Jackson, Miss., police are searching for thieves who have lifted dozens of flat-screen TVs from several businesses, including auto and RV dealerships along Interstate 55.
Bo Black-Caney, who owns Caney Creek RV Center, said the robbers had burglarized his facility three times in the past six weeks, focusing primarily on his consignment RVs.
Other RV businesses along the road have been victims of robbery too, including a lawnmower dealer and a Camping World that Black-Caney said had 17 units burglarized in one night.
“They got a car dealer who sells some motorhomes, they got me another night and they robbed (another dealership) the next night,” Black-Caney said. “It’s like every night they were hitting somebody. In five or six-weeks time, they’ve burglarized everybody.”
After the bandits first made their way into the dealership by clipping and lifting the bottom of a chain-link fence, Black-Caney reinforced the base of the fence.
“I put cross-ties all the way across the front of the fence and nailed the outside of the fence, so ain’t nobody going to lift that up,” he said.
But it didn’t stop the robberies. Not long after reinforcing the fence, the business was robbed again when thieves entered the lot through a neighbor’s yard.
After paying out-of-pocket to replace some of the stolen goods, Black-Caney said he is now driving his customer’s units to another facility, where they can be securely locked inside.

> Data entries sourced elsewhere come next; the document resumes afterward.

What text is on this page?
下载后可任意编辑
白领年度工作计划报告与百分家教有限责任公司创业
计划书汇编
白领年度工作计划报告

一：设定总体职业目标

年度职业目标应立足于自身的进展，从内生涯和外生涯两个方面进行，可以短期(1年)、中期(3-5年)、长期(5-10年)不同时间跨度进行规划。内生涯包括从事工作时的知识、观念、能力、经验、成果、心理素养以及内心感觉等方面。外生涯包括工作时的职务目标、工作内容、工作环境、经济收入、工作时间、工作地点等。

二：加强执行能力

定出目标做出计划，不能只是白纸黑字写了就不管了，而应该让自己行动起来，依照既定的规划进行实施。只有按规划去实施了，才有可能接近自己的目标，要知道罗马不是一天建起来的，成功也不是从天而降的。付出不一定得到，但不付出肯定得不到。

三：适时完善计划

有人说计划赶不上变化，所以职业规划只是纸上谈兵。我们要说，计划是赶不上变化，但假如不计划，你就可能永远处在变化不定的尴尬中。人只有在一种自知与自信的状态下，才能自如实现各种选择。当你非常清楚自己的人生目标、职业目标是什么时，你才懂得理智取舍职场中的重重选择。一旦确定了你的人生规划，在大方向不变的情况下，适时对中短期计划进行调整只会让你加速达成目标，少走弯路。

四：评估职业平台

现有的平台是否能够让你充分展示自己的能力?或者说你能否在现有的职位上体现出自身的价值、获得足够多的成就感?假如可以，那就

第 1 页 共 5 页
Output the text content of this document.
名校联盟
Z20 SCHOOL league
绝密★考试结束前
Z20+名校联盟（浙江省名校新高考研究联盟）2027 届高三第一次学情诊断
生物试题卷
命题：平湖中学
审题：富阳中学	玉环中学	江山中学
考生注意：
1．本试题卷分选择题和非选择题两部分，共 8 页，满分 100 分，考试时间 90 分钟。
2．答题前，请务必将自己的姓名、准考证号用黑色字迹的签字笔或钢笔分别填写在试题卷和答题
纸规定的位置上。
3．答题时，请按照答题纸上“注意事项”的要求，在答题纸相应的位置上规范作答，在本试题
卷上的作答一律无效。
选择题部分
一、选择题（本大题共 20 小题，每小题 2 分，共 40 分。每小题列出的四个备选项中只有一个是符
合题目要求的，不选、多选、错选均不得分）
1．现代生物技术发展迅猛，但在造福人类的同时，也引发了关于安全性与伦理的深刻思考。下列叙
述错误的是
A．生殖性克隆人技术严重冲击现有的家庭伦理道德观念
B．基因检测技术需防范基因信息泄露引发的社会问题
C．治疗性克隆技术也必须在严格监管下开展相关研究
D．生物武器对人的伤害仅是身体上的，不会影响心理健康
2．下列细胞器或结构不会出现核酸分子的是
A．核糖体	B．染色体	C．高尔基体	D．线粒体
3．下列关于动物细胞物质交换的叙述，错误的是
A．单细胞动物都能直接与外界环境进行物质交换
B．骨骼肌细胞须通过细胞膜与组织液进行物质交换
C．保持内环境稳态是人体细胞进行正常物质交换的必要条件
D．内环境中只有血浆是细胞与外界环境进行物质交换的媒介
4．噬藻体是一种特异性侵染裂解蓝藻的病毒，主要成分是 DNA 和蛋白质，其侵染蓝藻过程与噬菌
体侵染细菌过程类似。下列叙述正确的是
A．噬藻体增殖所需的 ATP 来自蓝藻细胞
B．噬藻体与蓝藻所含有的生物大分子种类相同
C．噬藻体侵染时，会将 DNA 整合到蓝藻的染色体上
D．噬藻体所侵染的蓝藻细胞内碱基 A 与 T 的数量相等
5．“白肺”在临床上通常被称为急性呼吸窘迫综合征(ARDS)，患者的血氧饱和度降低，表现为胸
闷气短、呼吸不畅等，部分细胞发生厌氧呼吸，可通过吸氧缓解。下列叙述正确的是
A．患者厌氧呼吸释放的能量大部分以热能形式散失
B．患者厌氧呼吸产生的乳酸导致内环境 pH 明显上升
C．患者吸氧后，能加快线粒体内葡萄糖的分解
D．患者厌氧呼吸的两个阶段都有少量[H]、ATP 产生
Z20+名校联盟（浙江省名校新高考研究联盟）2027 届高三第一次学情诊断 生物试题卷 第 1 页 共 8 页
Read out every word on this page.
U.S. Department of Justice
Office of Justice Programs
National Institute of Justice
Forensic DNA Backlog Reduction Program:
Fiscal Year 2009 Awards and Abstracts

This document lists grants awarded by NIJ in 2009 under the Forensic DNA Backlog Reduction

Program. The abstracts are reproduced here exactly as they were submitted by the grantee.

“We’ve got garage liability insurance, but that doesn’t cover things sitting outside for sale,” Black-Caney said. “We’re largely in the consignment business, so it has probably cost me somewhere in the area of $8,500 in out-of-pocket expenses to put the stuff back like it was because our customers are valuable to us.”
The businesses reported the robberies to the police, but when the break-ins continued, Black-Caney decided to contact a local news station in hopes of recruiting the community’s help in stopping the robberies.
“It’s not like you can sell 60 flat-screens down on the corner,” he said.
But some nearby businesses are reluctant to speak about the robberies, Black-Caney said, fearing bad publicity.
“If you just sit around and nobody says anything, we’re going to keep getting what we’ve been getting.